6. Does full FDA approval mean Pfizer is now liable for unexpected adverse effects?
This would be similar to any other vaccine or drug that's on the market, and the FDA and the CDC continue to do safety analysis. If something were to come up, they'd work with the manufacturer, just like any other medication, they might ask the manufacturer to change their package insert or their warnings if there was some kidn of increased incidence of some kind of safety or side effect that we have not seen yet. Highly unlikely, but if it happens, there's already a precedent and a process for that. Science continually does that in the medical field, and if something's found out, we already have a precedent for that.

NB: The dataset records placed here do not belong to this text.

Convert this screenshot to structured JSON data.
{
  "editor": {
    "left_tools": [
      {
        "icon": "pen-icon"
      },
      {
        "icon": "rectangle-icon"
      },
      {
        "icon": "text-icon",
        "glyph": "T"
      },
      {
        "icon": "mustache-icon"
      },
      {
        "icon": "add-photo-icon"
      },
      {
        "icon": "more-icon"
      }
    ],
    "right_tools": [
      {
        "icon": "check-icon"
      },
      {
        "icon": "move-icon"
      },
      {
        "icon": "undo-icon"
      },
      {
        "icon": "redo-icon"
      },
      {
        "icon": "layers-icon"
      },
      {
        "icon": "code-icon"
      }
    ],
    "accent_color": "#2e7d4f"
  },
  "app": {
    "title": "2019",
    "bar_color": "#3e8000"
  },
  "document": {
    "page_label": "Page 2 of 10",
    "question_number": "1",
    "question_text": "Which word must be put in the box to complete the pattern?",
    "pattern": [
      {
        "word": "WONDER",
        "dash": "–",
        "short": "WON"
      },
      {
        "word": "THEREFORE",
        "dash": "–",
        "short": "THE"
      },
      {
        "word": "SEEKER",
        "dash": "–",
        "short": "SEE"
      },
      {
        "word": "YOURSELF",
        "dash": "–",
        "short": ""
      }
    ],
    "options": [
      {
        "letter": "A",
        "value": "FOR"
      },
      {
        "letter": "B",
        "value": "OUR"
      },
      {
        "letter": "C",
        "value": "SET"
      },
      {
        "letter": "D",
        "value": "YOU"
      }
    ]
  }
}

7. When will the other vaccines be fully approved?
Moderna's application for full FDA approval is already under review and could come soon.
"We anticipate that that will be in the coming weeks or months, and then following, we think, likely the (Johnson and Johnson) vaccine will get full approval," said Timothy Schroeder, chairman and CEO at Covington, Kentucky-based CTI Clinical Trial and Consulting Services. "Then we have to get the approval down to the younger children."